The policyholders argued that a "value of information" damages theory, which would not constitute restitution, could have provided damages for the cost of providing the information that was withheld. Although acknowledging that there was no evidence that this theory was ever advanced in the underlying litigation, the court held that this theory of relief created a genuine issue of fact precluding summary judgment. As such, the court reversed the district court's ruling that the only relief asserted was uninsurable restitution. Having found that there was thus a possibility of insurable "loss," the court further held that, if it were established on remand that a portion of the settlement was for insurable "loss," then the insurers would be liable for defense costs in connection with the underlying actions.
The court then addressed the contention that the indemnity agreement precluded coverage for the indemnitee policyholder.
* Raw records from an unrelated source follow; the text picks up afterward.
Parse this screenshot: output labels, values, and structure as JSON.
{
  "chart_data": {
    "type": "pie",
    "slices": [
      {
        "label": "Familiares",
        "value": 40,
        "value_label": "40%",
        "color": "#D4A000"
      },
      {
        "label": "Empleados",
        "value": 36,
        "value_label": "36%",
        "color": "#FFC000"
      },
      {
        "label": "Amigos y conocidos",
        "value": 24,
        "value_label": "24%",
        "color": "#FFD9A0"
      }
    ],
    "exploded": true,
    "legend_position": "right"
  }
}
According to the insurer, the indemnitee suffered no "loss" because another party fully paid for the settlement obligations of its insureds on its behalf. The court noted that, for coverage under the company reimbursement provision of the relevant policy, there was a "requirement that the Company 'has indemnified' its directors and officers." The requirement "appears to require that the Company must in fact make payments on behalf of its officers and directors." Because the insured company admitted that it did not make any payments on behalf of its directors and officers, the court concluded that it had suffered no "loss" under the reimbursement coverage provision.
The court also considered the insured company's claim for entity coverage for the settlement and noted that the policy language for that coverage part required the insurer to pay damages or expenses if the insured was "legally liable as a result of a covered claim." The court concluded the insured had suffered a "loss" under the policy under that coverage part. However, because the company had been indemnified by the other company for such "loss," the court concluded that it did not have "a right to recover twice for the same loss," and held that the insurer had no further obligation to the indemnified policyholder. The court then noted that it "express[ed] no opinion whether [the insurer] could possibly be obligated to contribute to the party" that previously indemnified the policyholder.